Home > Rugby, The Drawing Board > The Drawing Board – Super Rugby Final Preview

The Drawing Board – Super Rugby Final Preview

In order to complete their fairy-tale journey to the top of the Super Rugby podium, the Sharks must complete their 30,000 mile course. Whilst they have been racking up the air miles in the past few weeks, they have also collected a couple of big – name scalps along the way in the form of the defending champion Reds and the table topping Stormers.  Both victories have come during a formbook-shredding and Indian Ocean-spanning journey that not many saw coming. One final long haul trip awaits them if they are to cap their rugby odyssey with the southern hemisphere silverware with the Chiefs lying in wait in Hamilton this weekend where a new Super Rugby champion will be crowned.

The favourites will be the Chiefs, who have rediscovered their mojo after a great victory over the more fancied Crusaders. They entered their final four clash having suffered back-to-back defeats at the hands of the Hurricanes and the Crusaders at the end of the regular season.  The NZ conference was safely secured for the season, but they managed to lose their top spot to the Stormers.  The rest week proved to be the key for the Chiefs, as they managed to refocus, revitalise and plan their revenge for the Crusaders.

The same was expected of the Stormers, who would have hosted the final had they qualified.  However the Sharks have refused to follow the script in the playoffs. They qualified for the play-offs in sixth place but they have been far from also-rans in the post-season and a week after eclipsing the defending champions the Reds in Brisbane they shrugged off the travel factor once again by accounting for the Stormers.

As a reward for their endeavours, the Sharks will have to stare history in the face and hope to become the first Super Rugby side to win three away playoff matches.  Winning back-to-back away play-off matches has been done only once – by the Crusaders who eclipsed the Reds in the semi-final before accounting for the Highlanders in 1999 with the latest format for the competition providing a third and unprecedented hurdle. Only one side has laid claim to the Super Rugby crown on foreign soil with the Crusaders edging out the Brumbies in Canberra in 2000. Added to this is the fact that only two teams have won the title away from home with the Crusaders coming out on top against at the Blues’ Eden Park home in 1998 and the Highlanders’ Carisbrook base a year later before the Bulls clinched the 2007 title at the Sharks’ Kings Park stadium.

The last-gasp loss to the Bulls was just the most recent slice of Super Rugby agony suffered by the Sharks who (as Natal) fell to the Blues in the 1996 finale and again to the Brumbies five years later. The Chiefs are also no strangers to such heartache having been blown away by the Bulls in Pretoria in 2009 in a painfully one-sided affair.
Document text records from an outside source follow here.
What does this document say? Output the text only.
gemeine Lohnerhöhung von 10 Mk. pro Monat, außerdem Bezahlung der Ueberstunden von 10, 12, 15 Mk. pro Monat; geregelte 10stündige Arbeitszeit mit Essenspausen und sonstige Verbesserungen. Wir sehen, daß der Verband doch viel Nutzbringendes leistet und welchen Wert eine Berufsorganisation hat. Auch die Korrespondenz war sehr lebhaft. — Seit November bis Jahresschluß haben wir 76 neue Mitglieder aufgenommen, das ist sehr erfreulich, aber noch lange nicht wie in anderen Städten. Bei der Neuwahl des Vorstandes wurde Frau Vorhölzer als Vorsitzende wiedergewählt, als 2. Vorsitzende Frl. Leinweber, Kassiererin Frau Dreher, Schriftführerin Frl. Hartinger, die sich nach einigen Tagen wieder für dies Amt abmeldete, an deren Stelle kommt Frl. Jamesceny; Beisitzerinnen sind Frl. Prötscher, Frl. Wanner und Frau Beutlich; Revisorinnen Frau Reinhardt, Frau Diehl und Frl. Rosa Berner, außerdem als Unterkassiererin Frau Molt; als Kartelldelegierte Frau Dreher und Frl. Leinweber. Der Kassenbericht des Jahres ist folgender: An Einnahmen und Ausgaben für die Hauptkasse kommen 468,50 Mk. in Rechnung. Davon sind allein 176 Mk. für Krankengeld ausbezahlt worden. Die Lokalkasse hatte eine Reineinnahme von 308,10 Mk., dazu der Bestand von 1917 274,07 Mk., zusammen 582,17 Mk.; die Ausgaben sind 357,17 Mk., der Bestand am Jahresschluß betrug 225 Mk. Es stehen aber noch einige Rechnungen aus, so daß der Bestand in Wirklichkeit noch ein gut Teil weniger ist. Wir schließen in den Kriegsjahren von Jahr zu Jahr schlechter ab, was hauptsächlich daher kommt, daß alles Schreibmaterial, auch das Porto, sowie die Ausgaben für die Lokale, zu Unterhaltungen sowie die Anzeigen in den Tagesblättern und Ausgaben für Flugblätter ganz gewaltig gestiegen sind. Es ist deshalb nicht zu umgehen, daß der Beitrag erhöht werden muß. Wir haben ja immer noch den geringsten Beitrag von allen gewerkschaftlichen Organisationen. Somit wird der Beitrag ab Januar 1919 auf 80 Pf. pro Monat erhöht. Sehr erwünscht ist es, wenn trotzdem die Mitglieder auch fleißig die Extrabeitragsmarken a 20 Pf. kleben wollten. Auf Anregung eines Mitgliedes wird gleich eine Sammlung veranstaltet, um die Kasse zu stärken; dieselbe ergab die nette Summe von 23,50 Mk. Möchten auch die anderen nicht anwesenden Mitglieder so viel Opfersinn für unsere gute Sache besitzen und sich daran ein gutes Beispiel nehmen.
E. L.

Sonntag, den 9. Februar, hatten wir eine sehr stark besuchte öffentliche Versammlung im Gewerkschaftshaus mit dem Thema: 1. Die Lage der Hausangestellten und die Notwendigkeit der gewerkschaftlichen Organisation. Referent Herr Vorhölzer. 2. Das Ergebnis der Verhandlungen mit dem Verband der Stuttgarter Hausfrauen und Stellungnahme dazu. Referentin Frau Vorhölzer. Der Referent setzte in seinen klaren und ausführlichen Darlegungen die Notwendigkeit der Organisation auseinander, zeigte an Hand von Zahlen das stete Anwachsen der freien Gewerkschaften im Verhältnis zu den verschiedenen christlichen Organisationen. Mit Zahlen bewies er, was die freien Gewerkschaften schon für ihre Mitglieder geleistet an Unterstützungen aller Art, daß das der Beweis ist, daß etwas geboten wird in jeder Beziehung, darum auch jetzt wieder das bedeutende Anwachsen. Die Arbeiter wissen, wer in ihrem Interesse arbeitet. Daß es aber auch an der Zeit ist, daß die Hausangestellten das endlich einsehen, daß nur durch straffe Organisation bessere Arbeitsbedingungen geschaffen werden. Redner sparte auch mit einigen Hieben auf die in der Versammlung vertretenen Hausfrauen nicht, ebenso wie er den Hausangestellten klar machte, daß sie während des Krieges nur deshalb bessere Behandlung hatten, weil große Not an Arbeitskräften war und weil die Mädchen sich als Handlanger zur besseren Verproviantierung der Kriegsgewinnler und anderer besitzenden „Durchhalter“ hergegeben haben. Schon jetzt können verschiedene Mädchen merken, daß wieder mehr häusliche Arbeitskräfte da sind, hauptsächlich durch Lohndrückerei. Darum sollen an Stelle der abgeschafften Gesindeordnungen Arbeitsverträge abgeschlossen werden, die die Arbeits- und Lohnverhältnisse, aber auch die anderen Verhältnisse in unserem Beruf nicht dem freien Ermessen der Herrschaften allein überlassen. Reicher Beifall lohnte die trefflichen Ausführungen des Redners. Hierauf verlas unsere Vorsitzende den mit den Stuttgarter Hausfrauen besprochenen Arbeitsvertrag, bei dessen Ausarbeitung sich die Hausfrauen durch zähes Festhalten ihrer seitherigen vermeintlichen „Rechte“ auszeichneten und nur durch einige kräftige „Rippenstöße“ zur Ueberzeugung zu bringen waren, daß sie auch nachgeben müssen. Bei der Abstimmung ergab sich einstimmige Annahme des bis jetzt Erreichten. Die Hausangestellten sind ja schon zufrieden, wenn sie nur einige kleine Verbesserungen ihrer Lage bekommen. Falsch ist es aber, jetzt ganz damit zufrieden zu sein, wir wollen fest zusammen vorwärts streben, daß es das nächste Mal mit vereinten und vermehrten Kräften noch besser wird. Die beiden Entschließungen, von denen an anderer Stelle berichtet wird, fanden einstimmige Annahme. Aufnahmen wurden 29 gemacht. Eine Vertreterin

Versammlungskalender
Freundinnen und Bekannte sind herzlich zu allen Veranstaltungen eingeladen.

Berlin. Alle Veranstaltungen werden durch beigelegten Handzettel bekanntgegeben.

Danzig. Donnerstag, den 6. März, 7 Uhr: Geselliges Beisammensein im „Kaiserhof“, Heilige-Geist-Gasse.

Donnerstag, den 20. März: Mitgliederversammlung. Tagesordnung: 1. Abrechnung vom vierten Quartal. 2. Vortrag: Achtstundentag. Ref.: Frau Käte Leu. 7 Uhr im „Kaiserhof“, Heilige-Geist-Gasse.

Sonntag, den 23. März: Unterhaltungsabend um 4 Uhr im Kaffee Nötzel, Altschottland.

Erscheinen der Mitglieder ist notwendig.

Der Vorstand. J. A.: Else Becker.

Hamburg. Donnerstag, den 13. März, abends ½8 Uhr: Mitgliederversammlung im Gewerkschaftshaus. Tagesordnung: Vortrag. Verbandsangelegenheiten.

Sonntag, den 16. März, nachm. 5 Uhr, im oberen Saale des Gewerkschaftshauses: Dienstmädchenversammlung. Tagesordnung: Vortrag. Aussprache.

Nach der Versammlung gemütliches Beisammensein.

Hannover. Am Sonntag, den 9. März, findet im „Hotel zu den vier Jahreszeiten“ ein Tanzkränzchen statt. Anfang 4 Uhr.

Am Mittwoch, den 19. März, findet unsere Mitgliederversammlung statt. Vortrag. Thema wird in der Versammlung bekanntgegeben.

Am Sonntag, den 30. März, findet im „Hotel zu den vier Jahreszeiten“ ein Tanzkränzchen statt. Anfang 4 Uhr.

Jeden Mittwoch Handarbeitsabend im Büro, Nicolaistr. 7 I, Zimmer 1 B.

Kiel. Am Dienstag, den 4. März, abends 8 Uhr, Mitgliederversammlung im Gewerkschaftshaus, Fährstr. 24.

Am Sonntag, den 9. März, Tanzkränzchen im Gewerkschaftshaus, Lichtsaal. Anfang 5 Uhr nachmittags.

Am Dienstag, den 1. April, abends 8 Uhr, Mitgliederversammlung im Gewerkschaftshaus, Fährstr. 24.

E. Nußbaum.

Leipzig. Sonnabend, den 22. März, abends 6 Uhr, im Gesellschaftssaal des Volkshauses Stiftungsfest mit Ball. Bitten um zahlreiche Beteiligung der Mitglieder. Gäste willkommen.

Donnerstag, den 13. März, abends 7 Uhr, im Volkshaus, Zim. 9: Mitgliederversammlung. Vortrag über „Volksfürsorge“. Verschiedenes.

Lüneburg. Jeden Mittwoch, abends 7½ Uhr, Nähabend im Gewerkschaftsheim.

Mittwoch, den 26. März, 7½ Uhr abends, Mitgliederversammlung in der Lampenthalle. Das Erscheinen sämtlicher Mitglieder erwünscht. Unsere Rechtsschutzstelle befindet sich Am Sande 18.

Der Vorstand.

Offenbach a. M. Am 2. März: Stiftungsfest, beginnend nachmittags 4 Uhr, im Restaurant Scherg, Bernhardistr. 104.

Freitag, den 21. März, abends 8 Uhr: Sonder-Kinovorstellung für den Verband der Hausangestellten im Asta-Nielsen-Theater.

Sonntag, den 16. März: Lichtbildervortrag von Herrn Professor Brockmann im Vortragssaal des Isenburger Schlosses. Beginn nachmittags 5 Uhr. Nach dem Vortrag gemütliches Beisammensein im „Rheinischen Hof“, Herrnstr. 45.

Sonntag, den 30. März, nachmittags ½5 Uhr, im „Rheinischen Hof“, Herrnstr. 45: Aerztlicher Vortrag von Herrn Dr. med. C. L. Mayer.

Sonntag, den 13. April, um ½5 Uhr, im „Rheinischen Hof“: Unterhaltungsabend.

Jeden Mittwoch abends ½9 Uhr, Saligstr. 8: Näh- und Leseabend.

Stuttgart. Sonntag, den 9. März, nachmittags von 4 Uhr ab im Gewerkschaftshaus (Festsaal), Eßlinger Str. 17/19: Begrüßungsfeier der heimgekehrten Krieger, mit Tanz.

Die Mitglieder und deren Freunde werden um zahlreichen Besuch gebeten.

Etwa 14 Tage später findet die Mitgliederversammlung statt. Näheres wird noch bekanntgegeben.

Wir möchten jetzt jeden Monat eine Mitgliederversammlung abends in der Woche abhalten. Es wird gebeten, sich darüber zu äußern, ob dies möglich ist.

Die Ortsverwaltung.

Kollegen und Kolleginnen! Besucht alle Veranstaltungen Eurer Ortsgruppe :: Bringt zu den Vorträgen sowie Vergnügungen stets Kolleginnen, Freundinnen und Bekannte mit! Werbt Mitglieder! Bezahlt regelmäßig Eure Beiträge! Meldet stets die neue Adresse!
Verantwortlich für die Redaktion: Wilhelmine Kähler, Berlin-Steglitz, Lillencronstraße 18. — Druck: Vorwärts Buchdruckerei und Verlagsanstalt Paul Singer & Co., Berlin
The Chiefs have already sworn that there will be no repeat of the mauling that they received on that night, whilst one game they would like to re-create is victory over the Sharks in their regular season encounter in Durban back in April. On that occasion the Chiefs shackled the competition’s joint leading try-scorers on their own patch while notching two of their own. However, form will only get you to a point in the final. Much will depend on both sides match winners.

None loom larger than a certain Sonny Bill Williams in what will be his last outing in Chiefs colours before quitting the Super Rugby stage in favour of Japan and then rugby league. The scene is set for him to leave an indelible mark on New Zealand rugby that will live long in the memory and pave the way for his return to the competition some way down the track.

Williams may not get everything his way if Soma Taumalolo continues his barn-storming season. The rampaging prop has an incredible nine tries to this name this term and is the leading try-scorer left in the competition with even the fleet-footed Sharks wing Lwazi Mvovo in his wake.

The Sharks are not short of in-form game-breakers themselves with JP Pietersen arguably not only South Africa’s most impressive player this year but the stand out performer in the competition as a whole. Freddy Michalak’s increasing assurance behind a bullish pack offers further reason for hope while the chance for him to become the first European player to complete a Heineken Cup/Super Rugby double following his previous success with Toulouse will no doubt be a significant lure.

The Sharks will want to hit the ground running and build up a substantial lead before they inevitably tire in the second spell. This is going to be hard with the Chiefs defence in fine form. This is going to be a titanic battle, with both sides not wanting to give an inch. I am going to go out on a limb here, and pick the Sharks to take it. Not by much though. Not by much.